Montana authorities post speed limits to alert drivers to the maximum legal speed on any given road. These include daytime speed limits, which are in effect from 30 minutes before sunrise until 30 minutes after sunset, and nighttime speed limits for all other times.
Montana authorities do not set speed limits arbitrarily. In fact, a speed limit is not posted in the state until after a study of traffic and engineering factors has been completed. The engineering factors considered in setting a safe speed limit include the width and length of the roadway, the type of roadway, sight distances for drivers and the locations of intersections, access roads and traffic control devices like stoplights and signs.
In addition to an engineering study, authorities also conduct a traffic investigation prior to setting a speed limit.
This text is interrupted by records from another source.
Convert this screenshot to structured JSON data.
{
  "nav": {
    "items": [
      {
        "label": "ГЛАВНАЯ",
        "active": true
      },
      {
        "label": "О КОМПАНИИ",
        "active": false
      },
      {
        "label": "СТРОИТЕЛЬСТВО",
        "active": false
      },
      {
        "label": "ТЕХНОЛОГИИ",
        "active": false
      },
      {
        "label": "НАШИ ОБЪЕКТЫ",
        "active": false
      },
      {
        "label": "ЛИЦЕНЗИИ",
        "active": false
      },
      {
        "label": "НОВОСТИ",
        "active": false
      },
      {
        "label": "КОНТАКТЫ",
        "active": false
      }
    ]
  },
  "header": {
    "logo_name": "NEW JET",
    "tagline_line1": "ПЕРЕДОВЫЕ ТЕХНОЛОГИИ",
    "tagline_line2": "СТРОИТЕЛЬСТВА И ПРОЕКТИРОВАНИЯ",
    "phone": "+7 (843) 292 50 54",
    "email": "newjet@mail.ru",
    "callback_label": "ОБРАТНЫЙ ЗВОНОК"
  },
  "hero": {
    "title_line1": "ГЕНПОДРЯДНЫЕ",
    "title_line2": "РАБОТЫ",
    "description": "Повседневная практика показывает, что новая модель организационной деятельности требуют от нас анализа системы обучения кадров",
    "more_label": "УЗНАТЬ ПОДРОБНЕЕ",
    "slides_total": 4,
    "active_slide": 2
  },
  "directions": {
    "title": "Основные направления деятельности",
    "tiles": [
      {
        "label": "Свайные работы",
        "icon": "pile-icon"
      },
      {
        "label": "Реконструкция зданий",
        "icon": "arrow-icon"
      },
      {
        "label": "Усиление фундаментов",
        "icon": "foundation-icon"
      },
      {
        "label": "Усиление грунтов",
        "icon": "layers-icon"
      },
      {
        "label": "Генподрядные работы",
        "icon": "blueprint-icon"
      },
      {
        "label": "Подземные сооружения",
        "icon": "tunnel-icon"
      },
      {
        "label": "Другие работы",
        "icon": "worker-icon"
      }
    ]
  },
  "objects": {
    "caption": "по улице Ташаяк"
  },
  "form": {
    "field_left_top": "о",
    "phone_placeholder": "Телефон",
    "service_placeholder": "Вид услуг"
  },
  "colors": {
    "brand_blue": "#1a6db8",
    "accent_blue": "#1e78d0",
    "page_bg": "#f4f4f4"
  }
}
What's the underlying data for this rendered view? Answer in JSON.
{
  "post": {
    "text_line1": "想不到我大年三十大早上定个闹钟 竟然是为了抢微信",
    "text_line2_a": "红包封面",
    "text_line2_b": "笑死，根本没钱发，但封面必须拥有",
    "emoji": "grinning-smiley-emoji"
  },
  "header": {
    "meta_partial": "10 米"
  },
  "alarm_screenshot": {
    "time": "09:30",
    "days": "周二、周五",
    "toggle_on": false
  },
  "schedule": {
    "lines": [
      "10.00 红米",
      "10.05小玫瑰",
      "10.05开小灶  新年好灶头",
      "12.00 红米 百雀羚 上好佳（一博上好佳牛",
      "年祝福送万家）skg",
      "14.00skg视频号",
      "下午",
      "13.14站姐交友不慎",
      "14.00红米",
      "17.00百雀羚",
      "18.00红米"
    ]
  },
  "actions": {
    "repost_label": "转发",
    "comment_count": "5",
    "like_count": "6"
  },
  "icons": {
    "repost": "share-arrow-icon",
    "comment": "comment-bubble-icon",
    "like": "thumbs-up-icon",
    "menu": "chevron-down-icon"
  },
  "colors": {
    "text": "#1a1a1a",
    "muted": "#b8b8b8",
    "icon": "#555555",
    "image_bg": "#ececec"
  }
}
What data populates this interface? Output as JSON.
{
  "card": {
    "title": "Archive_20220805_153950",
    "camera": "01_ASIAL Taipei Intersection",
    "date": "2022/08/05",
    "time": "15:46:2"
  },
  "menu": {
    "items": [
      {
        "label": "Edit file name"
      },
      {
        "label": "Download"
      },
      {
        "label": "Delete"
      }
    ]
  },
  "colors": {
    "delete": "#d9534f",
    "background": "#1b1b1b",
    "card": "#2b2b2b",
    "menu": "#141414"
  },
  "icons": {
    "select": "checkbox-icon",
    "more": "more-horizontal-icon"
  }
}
One of the most critical parts of the traffic investigation is the speed study. In a speed study, automated counters are used to collect traffic data during ideal conditions for driving. This data is used to determine how fast motorists are actually driving on the road. Investigators then determine the 85th percentile of the speeds actually driven by motorists. This 85th percentile is taken as a starting point in determining a safe speed. Traffic investigators understand from experience that 85 percent of drivers generally will not exceed a safe speed under ideal conditions.
When a driver exceeds a posted speed limit that driver is exceeding the speed that authorities have determined is the maximum safe speed for that stretch of road. Speeding is negligent, and if speeding causes a car accident the negligent driver may be held liable for damages in a civil lawsuit brought by injured victims.